How did you get involved with the project?
My colleague and project coordinator Maud Ehrmann asked me to join the project in the summer of 2017, when an unexpected change in the project team opened up the possibility of having another post-doc researcher to support her in the tasks that the DHLAB was leading. At that time, I was working on Linked Books, another SNF-funded project on citation mining of scholarly literature about the history of Venice. The work on named entity processing and disambiguation that we are carrying out in impresso is at the core of my research interests. There is also a continuity with Linked Books and my previous research on information extraction from large-scale digital archives in the Humanities, with citations (and more generally named entities) being one of my main areas of interest.
What is the importance of newspaper datasets for historical research?
Historical newspapers are invaluable primary sources for humanities scholars at large, not only historians. In fact, they contain and preserve a kind of fossilised trace of our current and past societies. They record all kinds of events, from war declarations to Saturday evening dancing balls in the countryside, and they document many aspects of day-to-day life and culture. They contain extremely rich and dense information, which is also continuous as in many cases these newspapers have been running for a long time and published on a very regular basis.

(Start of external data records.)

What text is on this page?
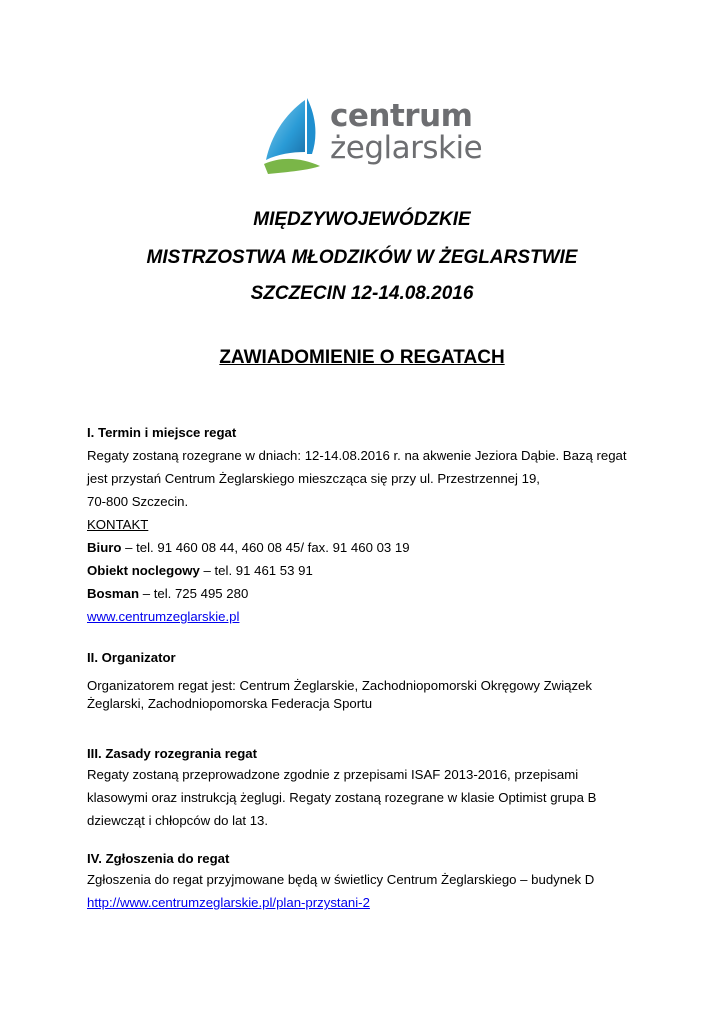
centrum
żeglarskie
MIĘDZYWOJEWÓDZKIE
MISTRZOSTWA MŁODZIKÓW W ŻEGLARSTWIE
SZCZECIN 12-14.08.2016
ZAWIADOMIENIE O REGATACH
I. Termin i miejsce regat
Regaty zostaną rozegrane w dniach: 12-14.08.2016 r. na akwenie Jeziora Dąbie. Bazą regat
jest przystań Centrum Żeglarskiego mieszcząca się przy ul. Przestrzennej 19,
70-800 Szczecin.
KONTAKT
Biuro – tel. 91 460 08 44, 460 08 45/ fax. 91 460 03 19
Obiekt noclegowy – tel. 91 461 53 91
Bosman – tel. 725 495 280
www.centrumzeglarskie.pl
II. Organizator
Organizatorem regat jest: Centrum Żeglarskie, Zachodniopomorski Okręgowy Związek
Żeglarski, Zachodniopomorska Federacja Sportu
III. Zasady rozegrania regat
Regaty zostaną przeprowadzone zgodnie z przepisami ISAF 2013-2016, przepisami
klasowymi oraz instrukcją żeglugi. Regaty zostaną rozegrane w klasie Optimist grupa B
dziewcząt i chłopców do lat 13.
IV. Zgłoszenia do regat
Zgłoszenia do regat przyjmowane będą w świetlicy Centrum Żeglarskiego – budynek D
http://www.centrumzeglarskie.pl/plan-przystani-2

A crucial challenge that we are addressing in impresso is how to devise a tool that supports researchers to work with large archives of digitised newspapers. The tool integrates natural language processing technologies (e.g. named entity processing or topic modelling) to capture the semantics of newspaper contents, in order to make these (enhanced) sources usable for research. An important principle we are following in its design is transparency, meaning we strive to make explicit and visible to users all aspects of the data - or of the processing we perform on the data - that often risk remaining hidden in search interfaces. Information aspects we want to make more transparent include, for example, OCR quality, as well as holes in the data due to damaged digital archives.
How are impresso tools being used?
Despite the fact that the impresso project is still in the making, its corpus and tools are actively being used both for research and teaching.
On the research side, Dr. Estelle Bunout (C2DH) - one of the (digital) historians in our project - is working on a case study entitled ‘Resistance to Europe’ which involves the analysis of debates on the European idea in digitised newspapers from Luxembourg, Switzerland and beyond, with the aim of identifying tensions around the European idea from the late 19th century to 1945. And researchers from our associated partners, the Infoclio association and the University of Lausanne’s History Department, are contributing to the reflection on how to apply impresso tools to historical research questions in the context of concrete use cases.
Finally, we issued a Call for Associated researchers during the first year of the project in order to extend the circle of historians affiliated to the project. As a result, about 20 historians mainly from Benelux, France, Germany and Switzerland expressed their interest in both the tools and the collections brought together by impresso and have got involved in the project. Their association entails not only the use of the project’s output but a regular dialogue with the impresso team, via workshops and a final conference aiming at collecting feedback on their use of impresso tools and their research, and at discussing epistemological issues raised by digitised newspapers.
The diversity of topics and methods of the associated researchers reflects the Swiss and Luxembourgish (digitised) newspapers’ allure as historical sources. They include prosopographical research on experts and female war correspondents, as well as on ‘history of thoughts’ such as the rise of liberal internationalism at the end of the 19th century, or banking history. Each of these research topics requires a particular use of the newspapers, a particular way to query them that contributes to fuel the conception of the interaction with the impresso collection. The diverse uses are however made available for all the researchers in the same interface, in an effort to offer a diversification of these interactions and enrich every type of research practice, including also teaching practices, in the spirit of the generous interfaces.
On the teaching side, Martin Grandjean and Sandra Bott have been using part of the impresso corpus in teaching a Digital Humanities/Digital History course, part of the EPFL’s Social and Human Sciences programme. The course focuses on how the big events of the 20th century were covered in the press; digital archives of newspapers provide the students with a rich source of materials on which a range of digital methods and tools can be tested. The same course is planned for next year and it will be based on the impresso interface and tools, thus allowing us to test the strength and weaknesses of these tools specifically in a teaching (rather than research) context.
In the frame of Ranke2, the platform prepared at the C2DH offering teaching materials on how to practice digital source criticism, the impresso project contributes with the preparation of a module dedicated to the use of digitised newspapers. This module harvests the lessons learned with preparing a transparent interface, adapted to bachelor level and secondary school teaching, bringing the latest trends of research practices to the classrooms.